Claimant personal injury solicitors should only deal with claims management companies that are regulated by an organisation such as the Claims Standards Council (CSC), the chairman of the all-party parliamentary group on insurance and financial services told solicitors last week.


Speaking at the Forum of Insurance Lawyers (FOIL) annual conference in London, John Greenway, Conservative MP for Ryedale, called on ministers to clamp down on the current 'feeding frenzy' generated by claims farmers.


'I would like to see the Law Society issue an edict that solicitors must only deal with people offering claims services which are supervised by the CSC and, in turn, regulated by the new statutory body,' he said. The Law Society declined to comment on the suggestion.


Meanwhile, claims farmers also came under fire at a separate debate on the Compensation Bill, which was hosted this week at the House of Lords by the Association of Personal Injury Lawyers (APIL).


The debate, chaired by Gazette editor Jonathan Ames, saw APIL president Allan Gore QC back the criticism of claims companies. 'When you have toothache, you do not go through a middleman dental company,' he argued.
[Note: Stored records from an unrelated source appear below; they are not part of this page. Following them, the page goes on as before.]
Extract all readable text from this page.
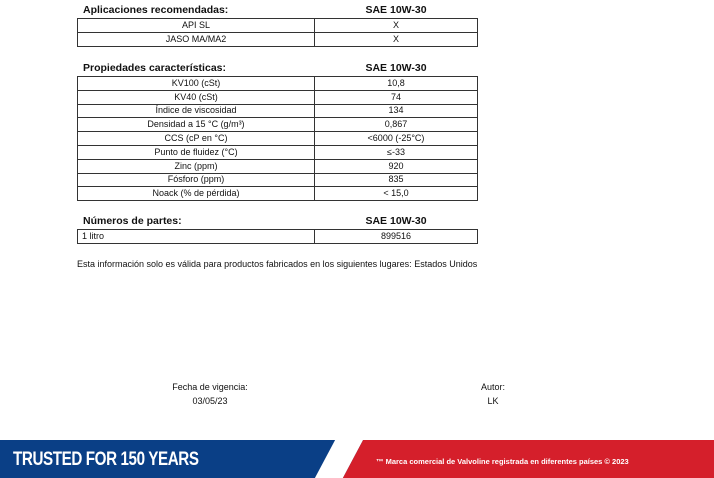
Aplicaciones recomendadas:	SAE 10W-30
API SL	X
JASO MA/MA2	X
Propiedades características:	SAE 10W-30
KV100 (cSt)	10,8
KV40 (cSt)	74
Índice de viscosidad	134
Densidad a 15 °C (g/m³)	0,867
CCS (cP en °C)	<6000 (-25°C)
Punto de fluidez (°C)	≤-33
Zinc (ppm)	920
Fósforo (ppm)	835
Noack (% de pérdida)	< 15,0
Números de partes:	SAE 10W-30
1 litro	899516
Esta información solo es válida para productos fabricados en los siguientes lugares: Estados Unidos
Fecha de vigencia:
03/05/23
Autor:
LK
TRUSTED FOR 150 YEARS	™ Marca comercial de Valvoline registrada en diferentes países © 2023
He said the aim should be to promote responsible behaviour and 'improve awareness of risk through education', showing that taking care could be 'an enabler of activity and not an inhibitor'.


But Julian Brazier, Conservative MP for Canterbury, argued that it might already be too late to remedy the 'compensation culture' problem as it had filtered down into a second generation of people like teachers, who would now hardly know how to set up a school trip. 'People have become inexperienced in taking risks,' he said.